В начале второй «военно-коммунистической» зимы (1919/20) в квартире на Сергиевской, обветшавшей и разгромленной, становится совсем худо. С Философовым Мережковские теперь предпочитали не разговаривать, ибо любой разговор переходил в дикую и бессмысленную ссору: причиной всех бед – от поражения в войне до прихода большевиков к власти – тот считал лично Дмитрия Сергеевича.

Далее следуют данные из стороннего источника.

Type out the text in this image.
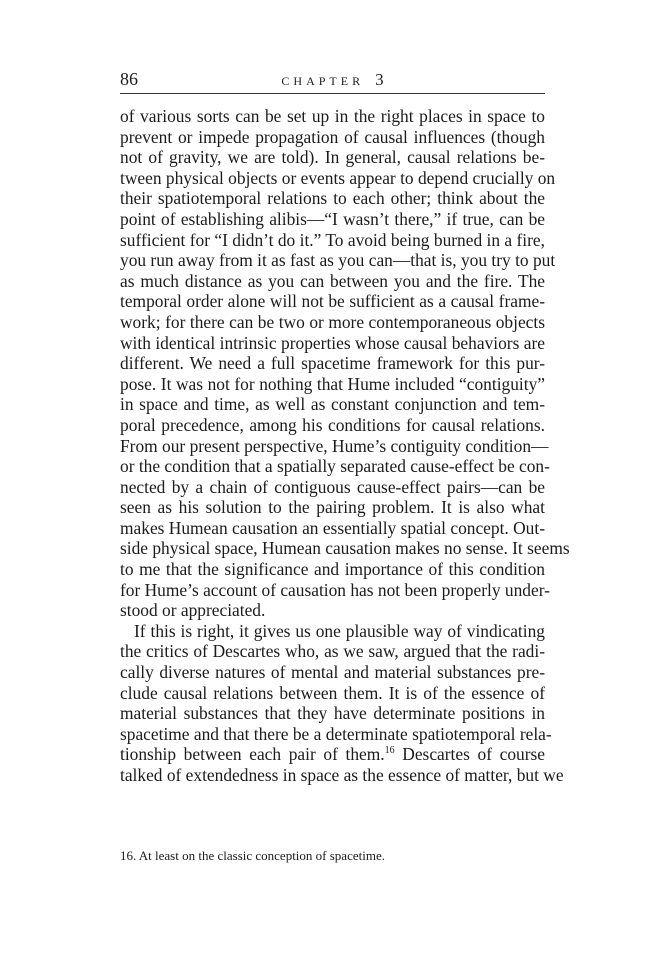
86	CHAPTER 3
of various sorts can be set up in the right places in space to
prevent or impede propagation of causal influences (though
not of gravity, we are told). In general, causal relations be-
tween physical objects or events appear to depend crucially on
their spatiotemporal relations to each other; think about the
point of establishing alibis—“I wasn’t there,” if true, can be
sufficient for “I didn’t do it.” To avoid being burned in a fire,
you run away from it as fast as you can—that is, you try to put
as much distance as you can between you and the fire. The
temporal order alone will not be sufficient as a causal frame-
work; for there can be two or more contemporaneous objects
with identical intrinsic properties whose causal behaviors are
different. We need a full spacetime framework for this pur-
pose. It was not for nothing that Hume included “contiguity”
in space and time, as well as constant conjunction and tem-
poral precedence, among his conditions for causal relations.
From our present perspective, Hume’s contiguity condition—
or the condition that a spatially separated cause-effect be con-
nected by a chain of contiguous cause-effect pairs—can be
seen as his solution to the pairing problem. It is also what
makes Humean causation an essentially spatial concept. Out-
side physical space, Humean causation makes no sense. It seems
to me that the significance and importance of this condition
for Hume’s account of causation has not been properly under-
stood or appreciated.
If this is right, it gives us one plausible way of vindicating
the critics of Descartes who, as we saw, argued that the radi-
cally diverse natures of mental and material substances pre-
clude causal relations between them. It is of the essence of
material substances that they have determinate positions in
spacetime and that there be a determinate spatiotemporal rela-
tionship between each pair of them.$^{16}$ Descartes of course
talked of extendedness in space as the essence of matter, but we
16. At least on the classic conception of spacetime.
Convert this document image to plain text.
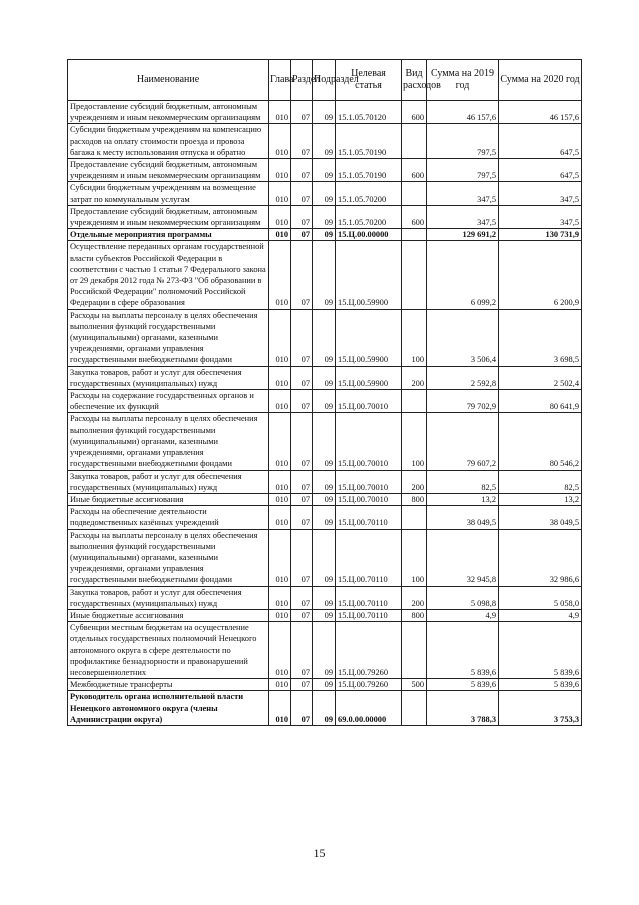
Наименование	Глава	Раздел	Подраздел	Целевая статья	Вид расходов	Сумма на 2019 год	Сумма на 2020 год
Предоставление субсидий бюджетным, автономным учреждениям и иным некоммерческим организациям	010	07	09	15.1.05.70120	600	46 157,6	46 157,6
Субсидии бюджетным учреждениям на компенсацию расходов на оплату стоимости проезда и провоза багажа к месту использования отпуска и обратно	010	07	09	15.1.05.70190		797,5	647,5
Предоставление субсидий бюджетным, автономным учреждениям и иным некоммерческим организациям	010	07	09	15.1.05.70190	600	797,5	647,5
Субсидии бюджетным учреждениям на возмещение затрат по коммунальным услугам	010	07	09	15.1.05.70200		347,5	347,5
Предоставление субсидий бюджетным, автономным учреждениям и иным некоммерческим организациям	010	07	09	15.1.05.70200	600	347,5	347,5
Отдельные мероприятия программы	010	07	09	15.Ц.00.00000		129 691,2	130 731,9
Осуществление переданных органам государственной власти субъектов Российской Федерации в соответствии с частью 1 статьи 7 Федерального закона от 29 декабря 2012 года № 273-ФЗ "Об образовании в Российской Федерации" полномочий Российской Федерации в сфере образования	010	07	09	15.Ц.00.59900		6 099,2	6 200,9
Расходы на выплаты персоналу в целях обеспечения выполнения функций государственными (муниципальными) органами, казенными учреждениями, органами управления государственными внебюджетными фондами	010	07	09	15.Ц.00.59900	100	3 506,4	3 698,5
Закупка товаров, работ и услуг для обеспечения государственных (муниципальных) нужд	010	07	09	15.Ц.00.59900	200	2 592,8	2 502,4
Расходы на содержание государственных органов и обеспечение их функций	010	07	09	15.Ц.00.70010		79 702,9	80 641,9
Расходы на выплаты персоналу в целях обеспечения выполнения функций государственными (муниципальными) органами, казенными учреждениями, органами управления государственными внебюджетными фондами	010	07	09	15.Ц.00.70010	100	79 607,2	80 546,2
Закупка товаров, работ и услуг для обеспечения государственных (муниципальных) нужд	010	07	09	15.Ц.00.70010	200	82,5	82,5
Иные бюджетные ассигнования	010	07	09	15.Ц.00.70010	800	13,2	13,2
Расходы на обеспечение деятельности подведомственных казённых учреждений	010	07	09	15.Ц.00.70110		38 049,5	38 049,5
Расходы на выплаты персоналу в целях обеспечения выполнения функций государственными (муниципальными) органами, казенными учреждениями, органами управления государственными внебюджетными фондами	010	07	09	15.Ц.00.70110	100	32 945,8	32 986,6
Закупка товаров, работ и услуг для обеспечения государственных (муниципальных) нужд	010	07	09	15.Ц.00.70110	200	5 098,8	5 058,0
Иные бюджетные ассигнования	010	07	09	15.Ц.00.70110	800	4,9	4,9
Субвенции местным бюджетам на осуществление отдельных государственных полномочий Ненецкого автономного округа в сфере деятельности по профилактике безнадзорности и правонарушений несовершеннолетних	010	07	09	15.Ц.00.79260		5 839,6	5 839,6
Межбюджетные трансферты	010	07	09	15.Ц.00.79260	500	5 839,6	5 839,6
Руководитель органа исполнительной власти Ненецкого автономного округа (члены Администрации округа)	010	07	09	69.0.00.00000		3 788,3	3 753,3
15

У Философова развилось нервное заболевание: он почти не выходил из своей комнаты, целыми днями лежал на кровати, как труп, перестал следить за собой, оброс дикой «мужицкой» бородой. После того как по объявленной большевиками «мобилизации населения» его гоняли за город, где под дулами красногвардейских винтовок заставляли рыть окопы, он в полном смысле слова психически «сломался» – ждал смерти. Гиппиус в полутьме (электричества не было) бесцельно бродила из комнаты в комнату, ломала руки:
Кричать – не поверят,Сказать – не поймут,И близится черед,Свершается суд.

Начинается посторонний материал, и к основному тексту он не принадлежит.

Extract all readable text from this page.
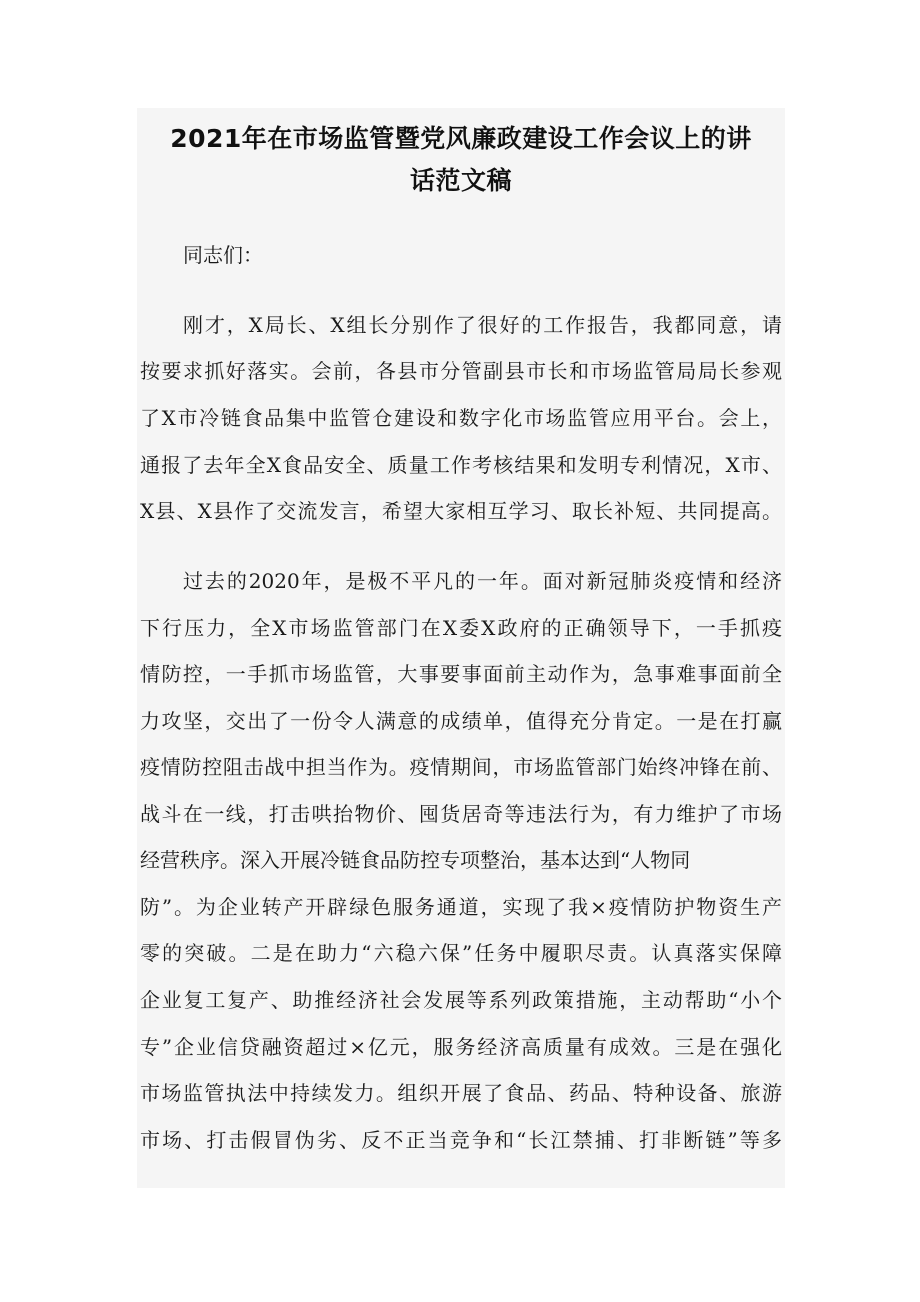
2021年在市场监管暨党风廉政建设工作会议上的讲
话范文稿
同志们：
刚才，X局长、X组长分别作了很好的工作报告，我都同意，请
按要求抓好落实。会前，各县市分管副县市长和市场监管局局长参观
了X市冷链食品集中监管仓建设和数字化市场监管应用平台。会上，
通报了去年全X食品安全、质量工作考核结果和发明专利情况，X市、
X县、X县作了交流发言，希望大家相互学习、取长补短、共同提高。
过去的2020年，是极不平凡的一年。面对新冠肺炎疫情和经济
下行压力，全X市场监管部门在X委X政府的正确领导下，一手抓疫
情防控，一手抓市场监管，大事要事面前主动作为，急事难事面前全
力攻坚，交出了一份令人满意的成绩单，值得充分肯定。一是在打赢
疫情防控阻击战中担当作为。疫情期间，市场监管部门始终冲锋在前、
战斗在一线，打击哄抬物价、囤货居奇等违法行为，有力维护了市场
经营秩序。深入开展冷链食品防控专项整治，基本达到“人物同
防”。为企业转产开辟绿色服务通道，实现了我×疫情防护物资生产
零的突破。二是在助力“六稳六保”任务中履职尽责。认真落实保障
企业复工复产、助推经济社会发展等系列政策措施，主动帮助“小个
专”企业信贷融资超过×亿元，服务经济高质量有成效。三是在强化
市场监管执法中持续发力。组织开展了食品、药品、特种设备、旅游
市场、打击假冒伪劣、反不正当竞争和“长江禁捕、打非断链”等多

Мережковский, сидя в шубе в промерзшем кабинете, упорно заставлял себя работать – назло самому ходу вещей. При свете коптилки он готовил материалы для начала работы над новой трилогией, третьей, задуманной еще давно, – уже не как «художественное» произведение, а как историческое «исследование» в жанре книги о Толстом и Достоевском. Предметом новой трилогии были древние религии – в тех проявлениях, которые предуготовляли христианское миросозерцание. Однако, глядя на состояние своих спутникови анализируя происходящее в стране, Мережковский все более убеждался в том, что роль «кабинетного мыслителя», к которой он демонстративно пытался вернуться, в настоящий момент для него невозможна. «В тишине бессонных ночей, – вспоминал Мережковский, – я взвешивал две одинаково страшные возможности-невозможности: жизнь в России – умирание телесное или духовное – растление, оподление; а побег – почти самоубийство – спуск из тюремного окна с головокружительной высоты на полотенцах связанных».

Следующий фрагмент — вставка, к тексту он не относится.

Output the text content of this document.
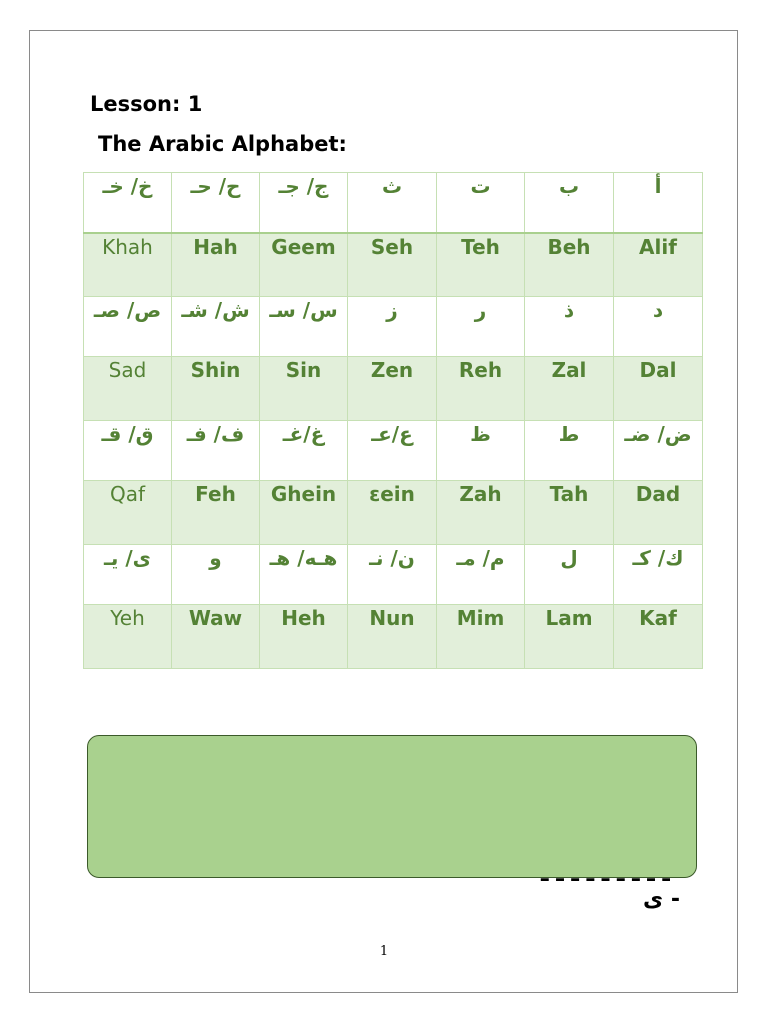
Lesson: 1
The Arabic Alphabet:
خ/ خـ	ح/ حـ	ج/ جـ	ث	ت	ب	أ
Khah	Hah	Geem	Seh	Teh	Beh	Alif
ص/ صـ	ش/ شـ	س/ سـ	ز	ر	ذ	د
Sad	Shin	Sin	Zen	Reh	Zal	Dal
ق/ قـ	ف/ فـ	غ/غـ	ع/عـ	ظ	ط	ض/ ضـ
Qaf	Feh	Ghein	ɛein	Zah	Tah	Dad
ى/ يـ	و	هـه/ هـ	ن/ نـ	م/ مـ	ل	ك/ كـ
Yeh	Waw	Heh	Nun	Mim	Lam	Kaf
- ى
1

Вероятно, последним толчком, решившим дело окончательно, стало предложение «властей» читать в день годовщины выступления декабристов торжественную лекцию в… Зимнем дворце. «Я должен был прославлять мучеников русской свободы пред лицом свободоубийц. Если бы те пять повешенных воскресли, – их повесили бы снова, при Ленине, так же, как при Николае Первом.
О, петля Николая чище,Чем пальцы серых обезьян! —
вот что я должен был сказать, а отказа говорить мне никогда не простили бы. Я это знал, и они знали».[26]
14 декабря 1919 года Мережковский и покинул Петроград.
Их выручил Борис Гитманович Каплун – тот самый «добрый комиссар», некогда поставлявший Мережковским «гробовые дрова», колоритнейшая личность в Петрограде «в те баснословные года». Он был заведующим административным отделом Петросовета, но прославился отчасти как фанатический поклонник «огненного погребения» (им был создан первый в РСФСР петроградский крематорий), отчасти – как своеобразный «меценат и просветитель», действительно много сделавший для неприкаянной, «бывшей» творческой интеллигенции. Каплун устраивал разнообразные, вполне по тогдашним меркам, «хлебные» предприятия «образовательного» характера – вроде известной школы для петроградской милиции, в штат которой оказались зачисленными… Горький, Чуковский и художник Юрий Анненский. Мережковского Каплун прочил на роль лектора в красноармейских частях, особенно настаивая почему-то, чтобы тот читал лекции непременно о Гоголе.
Мережковский согласился и на Гоголя, только спросил, между прочим, что будет, если он попытается невзначай перейти фронт.
– Не советую, – был ответ. – Дело военное: поймают, примут за шпиона и поставят к стенке.
Тогда же состоялся и разговор с Чуковским, сумевшим сохранить интеллигентский «просветительский» оптимизм и полагавшим, что «красноармейцам тоже полезно знать о Гоголе».
– Я вам напишу, – ответил Мережковский. – Ведь не могу же я сказать красноармейцам о Гоголе-христианине… а без этого какой же Гоголь?… Ну, если не удастся, мы вернемся, и я пущусь во все тяжкие. Буду лекции читать – «Пол и религия – Тайна двоих» – не дурно ведь заглавие? а? Это как раз то, что им нужно…
В папки с нарочито крупными надписями «Материалы для лекций в красноармейских частях» были уложены черновики «Тайны Трех», первой книги, открывающей новую «трилогию» (Мережковский завершит работу над ней уже в эмиграции). Весь остальной архив был брошен на произвол судьбы. Мережковских и Философова (которого Дмитрий Сергеевич заставил бежать едва ли не силой, – тот умолял оставить его в покое и дать умереть на своей постели) сопровождал «прибившийся» к ним Злобин.
«Трое суток от Петербурга до Жлобина – сплошной бред. Налеты чрезвычайки, допросы, обыски, аресты, пьянство, песни, ругань, споры, почти драки из-за мест, духота, тьма, вонь, ощущение ползущих по телу насекомых… – читаем в „Записных книжках“ Мережковского. – Лучше не вспоминать… У Зинаиды Николаевны сделался жар. Я боялся, что будет сыпной тиф. Ночью больная бредила, что влезает на головокружительную лестницу со ступенями такими высокими, что никак не влезешь, а лезтъ надо – иначе сорвешься и упадешь назад, в пропасть; а на самом верху лестницы – исполинская белая вошь.